Zeno's paradoxes are paradoxical because they show that in a world of continuous time and space, there cannot be any motion, thus all motion that we see are some kind of illusion. His paradoxes then rely on the infinite divisibility of real numbers which would be identical to chopping up continuous space/time and coming to the conclusion that no task can ever be completed in any finite amount of time. The stadium paradox however shows that the idea of discrete space is problematic too, that discreteness of space which would solve the earlier paradoxes of Achilles and the tortoise, or the arrow paradox, cannot solve the stadium paradox.
The stadium paradox goes like this: Row A is occupying 3 quanta of space, while row B is moving right at maximum velocity, and row C is moving left at maximum velocity. In the time row B surpasses two quanta of space from A's perspective, row B also passes 4 quanta of space from C's perspective. If there is a discrete absolute space, this paradox is unsolvable.

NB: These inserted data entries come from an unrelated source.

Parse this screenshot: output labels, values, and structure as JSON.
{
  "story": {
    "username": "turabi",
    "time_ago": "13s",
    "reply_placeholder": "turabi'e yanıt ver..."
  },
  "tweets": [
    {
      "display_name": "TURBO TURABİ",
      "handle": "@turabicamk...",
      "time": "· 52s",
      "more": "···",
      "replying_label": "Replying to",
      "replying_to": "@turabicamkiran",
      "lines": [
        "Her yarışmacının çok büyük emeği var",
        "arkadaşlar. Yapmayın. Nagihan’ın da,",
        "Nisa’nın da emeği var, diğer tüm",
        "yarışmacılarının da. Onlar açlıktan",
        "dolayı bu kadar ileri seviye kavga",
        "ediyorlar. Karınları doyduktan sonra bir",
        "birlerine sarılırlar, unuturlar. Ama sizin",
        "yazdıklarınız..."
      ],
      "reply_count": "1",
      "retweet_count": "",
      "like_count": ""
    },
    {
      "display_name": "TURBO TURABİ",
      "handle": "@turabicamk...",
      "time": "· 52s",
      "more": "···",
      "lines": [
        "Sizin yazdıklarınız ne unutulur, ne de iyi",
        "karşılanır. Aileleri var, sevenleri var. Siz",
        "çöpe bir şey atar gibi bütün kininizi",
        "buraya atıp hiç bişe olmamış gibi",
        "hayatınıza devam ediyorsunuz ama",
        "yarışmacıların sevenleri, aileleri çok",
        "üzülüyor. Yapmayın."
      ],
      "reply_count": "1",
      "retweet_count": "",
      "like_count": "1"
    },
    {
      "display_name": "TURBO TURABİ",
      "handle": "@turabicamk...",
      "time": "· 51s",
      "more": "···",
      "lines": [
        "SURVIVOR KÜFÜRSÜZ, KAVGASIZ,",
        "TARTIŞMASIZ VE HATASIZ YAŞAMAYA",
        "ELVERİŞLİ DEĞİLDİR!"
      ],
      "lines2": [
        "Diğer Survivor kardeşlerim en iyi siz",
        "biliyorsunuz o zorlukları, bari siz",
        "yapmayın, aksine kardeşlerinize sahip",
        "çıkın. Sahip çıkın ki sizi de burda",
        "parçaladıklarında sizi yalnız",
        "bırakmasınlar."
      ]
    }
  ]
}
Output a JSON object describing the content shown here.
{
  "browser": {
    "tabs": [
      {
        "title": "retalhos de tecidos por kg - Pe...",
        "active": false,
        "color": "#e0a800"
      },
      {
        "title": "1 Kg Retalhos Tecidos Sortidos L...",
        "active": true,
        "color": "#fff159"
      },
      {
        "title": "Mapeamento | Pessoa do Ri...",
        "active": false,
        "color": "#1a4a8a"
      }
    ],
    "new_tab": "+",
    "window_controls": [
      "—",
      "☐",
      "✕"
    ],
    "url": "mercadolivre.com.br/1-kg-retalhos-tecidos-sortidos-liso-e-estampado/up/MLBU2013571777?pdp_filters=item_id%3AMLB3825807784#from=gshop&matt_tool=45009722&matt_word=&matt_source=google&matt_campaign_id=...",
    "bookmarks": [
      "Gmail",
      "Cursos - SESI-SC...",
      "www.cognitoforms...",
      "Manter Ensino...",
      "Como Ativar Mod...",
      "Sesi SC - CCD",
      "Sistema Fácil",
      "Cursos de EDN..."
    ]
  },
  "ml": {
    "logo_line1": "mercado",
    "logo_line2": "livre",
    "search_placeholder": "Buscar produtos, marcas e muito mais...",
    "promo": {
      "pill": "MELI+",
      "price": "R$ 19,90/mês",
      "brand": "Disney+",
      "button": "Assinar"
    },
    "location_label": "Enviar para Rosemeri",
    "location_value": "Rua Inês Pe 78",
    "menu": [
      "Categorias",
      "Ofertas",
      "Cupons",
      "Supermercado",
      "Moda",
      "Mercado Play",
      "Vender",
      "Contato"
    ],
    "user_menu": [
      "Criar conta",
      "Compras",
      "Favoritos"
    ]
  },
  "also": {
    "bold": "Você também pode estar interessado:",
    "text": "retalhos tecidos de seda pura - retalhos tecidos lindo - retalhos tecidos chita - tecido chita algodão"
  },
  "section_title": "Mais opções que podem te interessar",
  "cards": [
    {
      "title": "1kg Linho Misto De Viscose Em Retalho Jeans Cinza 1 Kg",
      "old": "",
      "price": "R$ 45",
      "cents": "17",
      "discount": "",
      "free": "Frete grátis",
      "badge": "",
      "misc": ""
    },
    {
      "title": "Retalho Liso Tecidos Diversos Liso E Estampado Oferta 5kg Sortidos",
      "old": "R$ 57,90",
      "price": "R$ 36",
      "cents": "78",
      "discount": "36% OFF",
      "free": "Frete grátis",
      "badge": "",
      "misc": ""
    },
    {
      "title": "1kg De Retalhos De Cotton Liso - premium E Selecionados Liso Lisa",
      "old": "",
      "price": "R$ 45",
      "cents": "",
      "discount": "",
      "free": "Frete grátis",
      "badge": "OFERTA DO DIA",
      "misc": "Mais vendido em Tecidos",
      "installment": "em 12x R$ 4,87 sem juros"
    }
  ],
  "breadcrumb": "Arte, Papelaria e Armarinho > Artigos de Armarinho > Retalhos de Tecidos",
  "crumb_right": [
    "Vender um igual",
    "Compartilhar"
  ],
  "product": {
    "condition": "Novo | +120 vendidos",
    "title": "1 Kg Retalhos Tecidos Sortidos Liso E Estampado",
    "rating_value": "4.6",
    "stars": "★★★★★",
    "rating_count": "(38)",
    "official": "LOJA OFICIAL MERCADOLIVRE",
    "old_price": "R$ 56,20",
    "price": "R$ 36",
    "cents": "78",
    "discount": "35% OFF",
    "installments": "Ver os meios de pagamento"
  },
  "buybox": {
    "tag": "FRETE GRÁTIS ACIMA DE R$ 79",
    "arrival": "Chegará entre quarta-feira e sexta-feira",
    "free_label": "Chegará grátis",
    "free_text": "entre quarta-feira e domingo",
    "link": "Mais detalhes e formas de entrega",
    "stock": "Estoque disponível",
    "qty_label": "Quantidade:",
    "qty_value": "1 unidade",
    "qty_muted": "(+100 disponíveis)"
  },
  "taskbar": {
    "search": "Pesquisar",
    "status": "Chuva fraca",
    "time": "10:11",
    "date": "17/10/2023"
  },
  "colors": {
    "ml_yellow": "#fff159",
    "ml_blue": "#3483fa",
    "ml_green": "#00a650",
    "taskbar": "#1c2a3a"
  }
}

Relativity would solve this problem by contracting space at C from B's perspective and the same with A to a lesser degree. However, you cannot contract discrete space because that contradicts our assumption of discreteness, so space must be continuous in order to allow such a contraction. So to explain the general phenomenon that we observe, we must assume that space and consequently time are both discrete and continuous and the paradox remains.
What should one make out of this? Can this paradox be solved? If not, does it mean that there is no motion or dynamics in the world?